There are two ways to look at Genius Brands International (NASDAQ:GNUS), depending on your focus. Short term, something pretty remarkable happened when GNUS stock shot up between May 4 and June 3, from 33 cents per share to $7.93. The company — which produces videos, music and books for kids, and includes the Kartoon Channel — looked to be benefiting in part from Covid-19 forcing kids to stay inside.
Yet value investors who, let’s say, bought in June 2016 wouldn’t exactly call $7.93 a giddy peak; in fact the stock dropped 21 cents per share over those four years. Fast forward to the end of August, and almost all the June gains are gone, with GNUS lumbering at around $1.18.
The technical term for this kind of gyration, as often used on Wall Street, is “Huh?”
Legal Troubles and Stock Bubbles
What’s worse, the Schall Law Firm announced on Aug. 25 that it filed a class action lawsuit against Genius Brands for alleged manipulative or deceptive practices and insider trading. Two days later came a similar suit by Bronstein, Gewirtz & Grossman, LLC.
While those actions on behalf of shareholders work their way through the legal system, GNUS stock, even when viewed independent of those challenges, hasn’t proven itself worthy of a serious investor’s money.
That one-month rocket ship in May, while mightily impressive, appears to have splashed down for good. Hyperbole from Chairman and CEO Andy Heyward fueled investor enthusiasm when he announced Kartoon Channel’s launch. In a May 13 shareholder letter, he invoked the mighty Netflix (NASDAQ:NFLX) when called his app-based property a “Netflix for kids.” Then came some slick verbal terpsichore: “[The Kartoon Channel] is a pure cartoon play, with no ‘natural predators,’ and [is] what one of our board members described as an ‘economic vaccine for COVID-19.’”
“Netflix.” “No natural predators.” The words “vaccine” and “Covid-19” right next to each other. No wonder investors fell all over themselves to buy, buy, buy.
GNUS Stock: A Kartoon-ish Katastophe?
Yet the company’s slide since June reflects, besides the lawsuit troubles, a troubling Q2 earnings report. GNUS reported a net loss of $4.88 per share, compared with a 16 cent loss in Q2 2019. That’s a 30-fold increase, year over year. The Q2 news also reveals, in hindsight, stock buyers abandoning the sketchy speculation that Covid-contained kids would lean heavily into Genius Brand content in the fall.
Really? Well, then: Ask teachers more than ready to dish out the homework via Zoom (NASDAQ:ZM) how much spare time they think students will have for the video adventures of Rainbow Rangers.
As for how much time you, dear investor, should devote to GNUS stock, the answer we proffer is none. No matter the merit of the charges levied against the company, “multiple lawsuits” carries a dangerous dose of investor radioactivity.
No Gain, Your Pain
Nothing in Genius International’s history as a public company suggests that it’s worthy of a value investor’s serious consideration. Buy-and-hold here might as well be buy-and-don’t-hold your breath. In the last five years, the stock has plummeted 80%. It’s making some gains today on news that it has acquired two more cartoons — one featuring Sonic the Hedgehog and another featuring Pac-Man. But these are unlikely to be game-changers.

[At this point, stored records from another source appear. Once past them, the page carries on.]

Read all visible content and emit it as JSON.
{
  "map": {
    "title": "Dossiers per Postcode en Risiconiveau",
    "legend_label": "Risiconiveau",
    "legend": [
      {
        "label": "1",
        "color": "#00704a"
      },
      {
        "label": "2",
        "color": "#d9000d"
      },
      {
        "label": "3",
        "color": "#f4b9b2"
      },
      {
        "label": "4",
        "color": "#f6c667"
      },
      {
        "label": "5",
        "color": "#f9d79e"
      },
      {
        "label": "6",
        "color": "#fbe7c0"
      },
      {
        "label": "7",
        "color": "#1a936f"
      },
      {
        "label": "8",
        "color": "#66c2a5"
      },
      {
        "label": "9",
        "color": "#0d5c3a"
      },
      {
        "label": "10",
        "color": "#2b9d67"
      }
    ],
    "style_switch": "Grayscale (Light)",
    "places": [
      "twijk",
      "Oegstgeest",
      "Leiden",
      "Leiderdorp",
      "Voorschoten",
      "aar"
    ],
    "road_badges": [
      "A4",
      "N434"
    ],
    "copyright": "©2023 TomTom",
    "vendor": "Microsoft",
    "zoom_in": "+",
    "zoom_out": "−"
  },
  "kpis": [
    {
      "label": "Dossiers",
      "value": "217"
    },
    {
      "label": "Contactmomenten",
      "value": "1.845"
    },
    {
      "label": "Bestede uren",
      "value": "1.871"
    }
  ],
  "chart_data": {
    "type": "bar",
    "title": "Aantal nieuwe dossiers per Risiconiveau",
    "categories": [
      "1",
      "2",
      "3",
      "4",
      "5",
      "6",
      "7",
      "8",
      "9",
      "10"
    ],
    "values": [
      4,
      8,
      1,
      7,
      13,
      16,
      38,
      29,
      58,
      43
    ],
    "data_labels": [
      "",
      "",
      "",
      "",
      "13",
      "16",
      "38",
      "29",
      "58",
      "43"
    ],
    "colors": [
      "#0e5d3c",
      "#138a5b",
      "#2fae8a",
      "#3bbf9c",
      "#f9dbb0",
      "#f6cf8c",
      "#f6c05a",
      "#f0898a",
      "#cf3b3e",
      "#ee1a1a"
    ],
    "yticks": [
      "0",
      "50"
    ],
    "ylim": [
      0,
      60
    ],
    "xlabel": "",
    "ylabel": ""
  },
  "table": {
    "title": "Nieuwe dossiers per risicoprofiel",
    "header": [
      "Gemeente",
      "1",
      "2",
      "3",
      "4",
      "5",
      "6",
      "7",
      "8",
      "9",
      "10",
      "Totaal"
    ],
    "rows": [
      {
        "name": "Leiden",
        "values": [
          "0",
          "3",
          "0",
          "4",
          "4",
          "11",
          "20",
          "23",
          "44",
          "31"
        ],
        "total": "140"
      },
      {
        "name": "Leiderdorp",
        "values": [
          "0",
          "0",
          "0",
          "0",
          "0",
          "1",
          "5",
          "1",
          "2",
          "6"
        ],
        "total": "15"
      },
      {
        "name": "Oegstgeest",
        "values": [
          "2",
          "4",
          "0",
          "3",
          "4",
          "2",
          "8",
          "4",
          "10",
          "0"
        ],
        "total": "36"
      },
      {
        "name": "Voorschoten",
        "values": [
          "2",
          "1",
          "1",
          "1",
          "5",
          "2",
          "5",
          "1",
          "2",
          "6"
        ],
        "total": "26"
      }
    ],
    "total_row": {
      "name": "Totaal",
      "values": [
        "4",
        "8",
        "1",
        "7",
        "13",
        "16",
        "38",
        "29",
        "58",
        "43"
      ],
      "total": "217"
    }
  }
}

Feel like popping those champagne corks just yet? Even a sugary soda from some off-brand drink company would be too extravagant for a toast to Genius International.
So, buy? Or don’t buy?
Don’t buy. Definitely. You don’t have to be a genius to figure this one out.
As of this writing, Lou Carlozo did not hold a position in any of the aforementioned securities.